Poyet spotted him during an FA Youth Cup tie against Everton when all the pre-match talk had been about George Barker, a striker now playing for Havant and Waterlooville.

And Glenn Murray enjoyed, until now, his finest season for the club when they won League One under Poyet’s command.

Poyet added: “English football isn’t better or worse than others but it’s different. Without including last season, which was a special case, the favourites win the Premier League. But no favourite ever strolls at any ground.

“You have to fight, suffer and, at the end, the ones who can cope the best end up winning. The second division in England could be the hardest and most difficult league of all.

“Winning promotion has a lot of merit but to do it via the play-offs is even more difficult. We were close to it and Brighton have suffered in recent years but promotion for Brighton to the Premier League would make me happy, of course.

“Years ago now, they started a project and that has grown. Now they just need to take the final step and, in some ways, I would feel as if I had been part of that success.”

Play-off defeat in May 2013 led to Poyet being suspended and later dismissed by the club, whose ability to match his own ambition he had questioned following that semi-final exit to Crystal Palace.

As it turns out, Albion have continued to back managers impressively in subsequent seasons as they chase the top-flight dream.

Poyet’s was a horrible, acrimonious end and has led to some fans taking pleasure in any managerial setbacks he has gone on to experience.

The latest was at Betis, a job he admitted he was wrong to take.

He said: “I made a mistake going to Betis and I recognise that now.

“I had memories of playing for Zaragoza in the 1990s and how it was but things have changed.

“In pre-season we beat Werder Bremen, Middlesbrough, Fulham and Sporting (of Lisbon).
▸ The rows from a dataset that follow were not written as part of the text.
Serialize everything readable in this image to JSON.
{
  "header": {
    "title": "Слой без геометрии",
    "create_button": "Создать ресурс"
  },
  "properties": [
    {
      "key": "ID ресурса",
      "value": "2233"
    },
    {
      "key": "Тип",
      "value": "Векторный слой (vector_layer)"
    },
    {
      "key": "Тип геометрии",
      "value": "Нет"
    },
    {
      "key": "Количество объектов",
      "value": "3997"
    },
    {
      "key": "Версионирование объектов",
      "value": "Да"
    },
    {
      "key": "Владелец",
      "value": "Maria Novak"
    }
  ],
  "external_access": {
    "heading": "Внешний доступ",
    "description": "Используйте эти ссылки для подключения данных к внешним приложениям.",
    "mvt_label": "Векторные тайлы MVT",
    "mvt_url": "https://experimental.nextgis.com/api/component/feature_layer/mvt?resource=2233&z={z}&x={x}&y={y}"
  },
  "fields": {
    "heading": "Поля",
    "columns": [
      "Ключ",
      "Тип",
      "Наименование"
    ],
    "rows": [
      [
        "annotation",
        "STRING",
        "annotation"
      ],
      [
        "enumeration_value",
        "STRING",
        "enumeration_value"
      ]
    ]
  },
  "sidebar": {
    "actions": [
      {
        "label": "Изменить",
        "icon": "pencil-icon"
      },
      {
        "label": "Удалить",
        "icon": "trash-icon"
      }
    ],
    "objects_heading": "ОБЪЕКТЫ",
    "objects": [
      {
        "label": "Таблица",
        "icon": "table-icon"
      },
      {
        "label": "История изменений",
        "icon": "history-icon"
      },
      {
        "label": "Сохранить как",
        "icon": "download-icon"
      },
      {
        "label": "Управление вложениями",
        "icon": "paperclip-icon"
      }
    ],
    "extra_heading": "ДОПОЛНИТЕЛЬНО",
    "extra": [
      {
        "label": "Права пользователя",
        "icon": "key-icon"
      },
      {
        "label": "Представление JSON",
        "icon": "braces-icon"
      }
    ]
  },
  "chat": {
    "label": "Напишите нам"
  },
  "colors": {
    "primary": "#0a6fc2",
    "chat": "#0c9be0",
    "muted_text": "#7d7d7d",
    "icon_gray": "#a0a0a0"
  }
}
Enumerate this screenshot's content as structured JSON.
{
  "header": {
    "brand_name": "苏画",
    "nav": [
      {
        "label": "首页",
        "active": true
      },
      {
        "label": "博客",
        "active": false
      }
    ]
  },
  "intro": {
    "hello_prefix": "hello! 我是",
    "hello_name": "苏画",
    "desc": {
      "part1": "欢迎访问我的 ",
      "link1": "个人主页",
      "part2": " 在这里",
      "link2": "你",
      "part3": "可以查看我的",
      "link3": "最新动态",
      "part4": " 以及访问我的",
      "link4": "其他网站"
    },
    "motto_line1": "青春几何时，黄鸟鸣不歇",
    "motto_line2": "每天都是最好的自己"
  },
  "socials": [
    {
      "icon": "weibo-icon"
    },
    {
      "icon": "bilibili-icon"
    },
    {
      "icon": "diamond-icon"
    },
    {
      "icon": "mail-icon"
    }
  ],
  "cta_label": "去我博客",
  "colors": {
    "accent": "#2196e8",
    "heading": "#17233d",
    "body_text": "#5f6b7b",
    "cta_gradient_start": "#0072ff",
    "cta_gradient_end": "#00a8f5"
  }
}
We drew with Leipzig, who have been the surprise team in the Bundesliga, and with Everton, deserving to win.

“But we lost to Córdoba and that was all anyone talked about. Nothing else counted. I couldn’t understand it.

“Regret isn’t the right word. It was my decision to go there and I was convinced it was the right one.

“What I remember is, in the first game of the season, we lost at Barcelona (6-2) and against that fantastic performance by Messi and already in the first home game, against Deportivo La Coruña, the atmosphere had turned against me.

“I got the offer from China at a good moment, when I was still trying to forget the disappointment at Betis.

“I spoke to my staff and we agreed it was a good opportunity.

“China is an adventure because of the way their football is growing.”